Over a million visitors to the Dachau Concentration Camp Memorial 2025!
In 2025, over a million people visited the Dachau Concentration Camp Memorial. A comprehensive visitor study will start in 2026.

Over a million visitors to the Dachau Concentration Camp Memorial 2025!
The Dachau Concentration Camp Memorial continues to attract numerous visitors and will have exceeded the mark of over a million guests in 2025. Specifically, 1,013,203 people visited the memorial, which corresponds to an average of almost 2,800 visitors per day, as reported by the [Jüdische Allgemeine](https://www.juedische- Allgemeine.de/politik/2025-mehr-als-eine-million-werbunger-in-kz-gedenkstaette/). This impressive number is the result of an anonymized visitor count that began in October 2024. Previously, visitor numbers were based on projections.
Residents and tourists also took part in over 1,300 public tours in 2025. What is particularly noteworthy is that around 3,000 school classes and groups took part in guided tours and seminars. Another interesting point: 160,000 people used the audio guide, which is available in 18 different languages. The memorial obviously enjoys great international interest, as Dr. Gabriele Hammermann, the director of the concentration camp memorial, emphasizes.

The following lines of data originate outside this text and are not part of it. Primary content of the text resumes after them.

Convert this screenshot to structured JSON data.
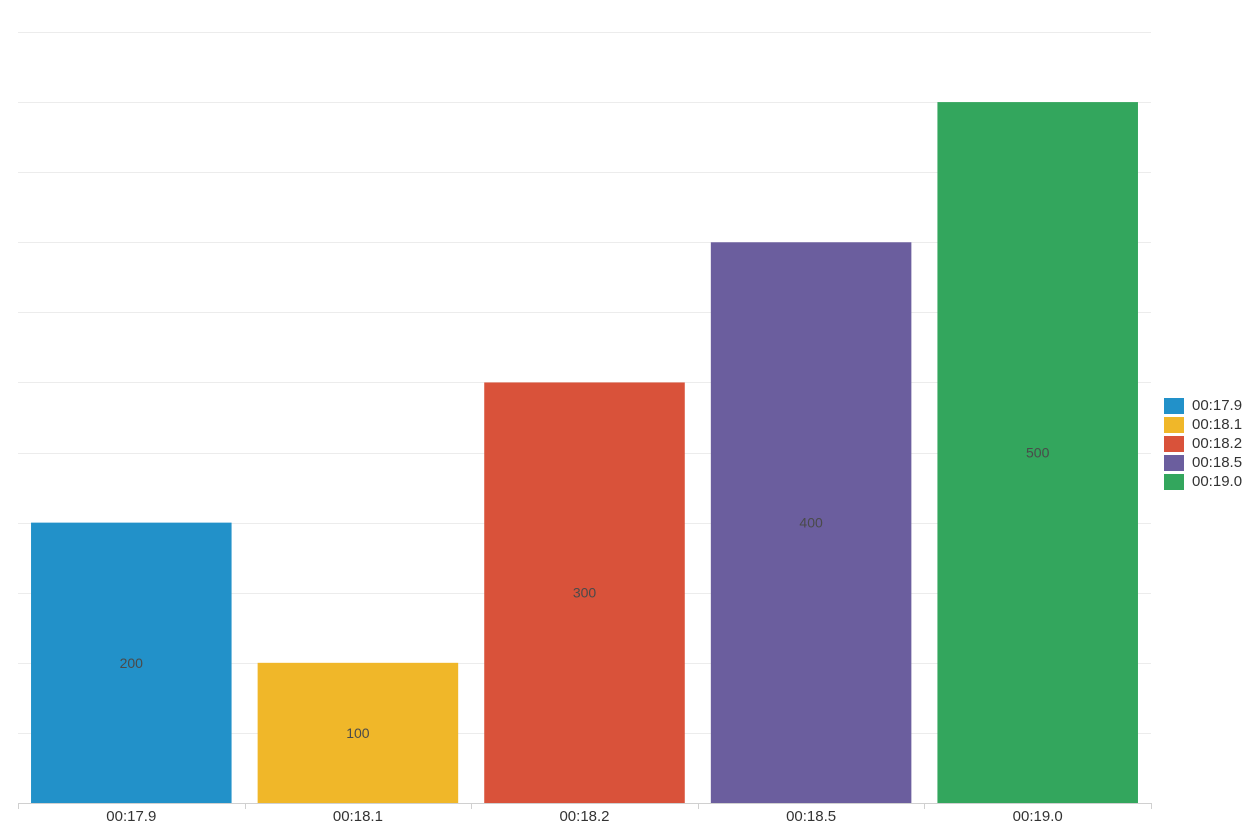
{
  "chart_data": {
    "type": "bar",
    "categories": [
      "00:17.9",
      "00:18.1",
      "00:18.2",
      "00:18.5",
      "00:19.0"
    ],
    "values": [
      200,
      100,
      300,
      400,
      500
    ],
    "colors": [
      "#2291c9",
      "#f0b729",
      "#d9523a",
      "#6b5e9e",
      "#33a65d"
    ],
    "ylim": [
      0,
      550
    ],
    "grid": true,
    "legend": {
      "position": "right",
      "entries": [
        "00:17.9",
        "00:18.1",
        "00:18.2",
        "00:18.5",
        "00:19.0"
      ]
    }
  }
}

Visitor study is gaining momentum
From spring 2026, a comprehensive visitor study will be carried out, which aims to find out more about the structure of the audience, the visiting conditions and the assessments of various target groups. The study, led by the company Kulturevaluation Wegner, will include written surveys in which visitors will be asked for their opinions at different times. Specially adapted questions are also addressed to school classes and their teachers in order to meet the needs of these special target groups.
With this initiative, the concentration camp memorial not only wants to gain insights into the flow of visitors, but also to bring relevant aspects of remembrance and education to the fore. This attention to the history and lessons of Dachau – one of the first Nazi concentration camps – seems more necessary than ever.
A look beyond the borders
In addition to Dachau, the Wöbbelin memorial is also important, commemorating the victims of the Hitler regime. More than 5,000 people, many of them of Jewish origin, were held there, in most cases under catastrophic conditions. Over 1,000 prisoners died from starvation or the consequences of their imprisonment. Since 2005, the memorial with its striking area of black clinker bricks, which is reminiscent of opened wounds, has been used as a place of remembrance. Embedded stones with the names of 783 victims recall the tragedy of this past - an urgent call that should never be forgotten.
Both the Dachau Concentration Camp Memorial and the Wöbbelin Memorial impressively demonstrate historical responsibility and the need for reappraisal and remembrance. Dealing with this complex history remains important for all of us, because every visitor count and every survey can help keep the memory alive.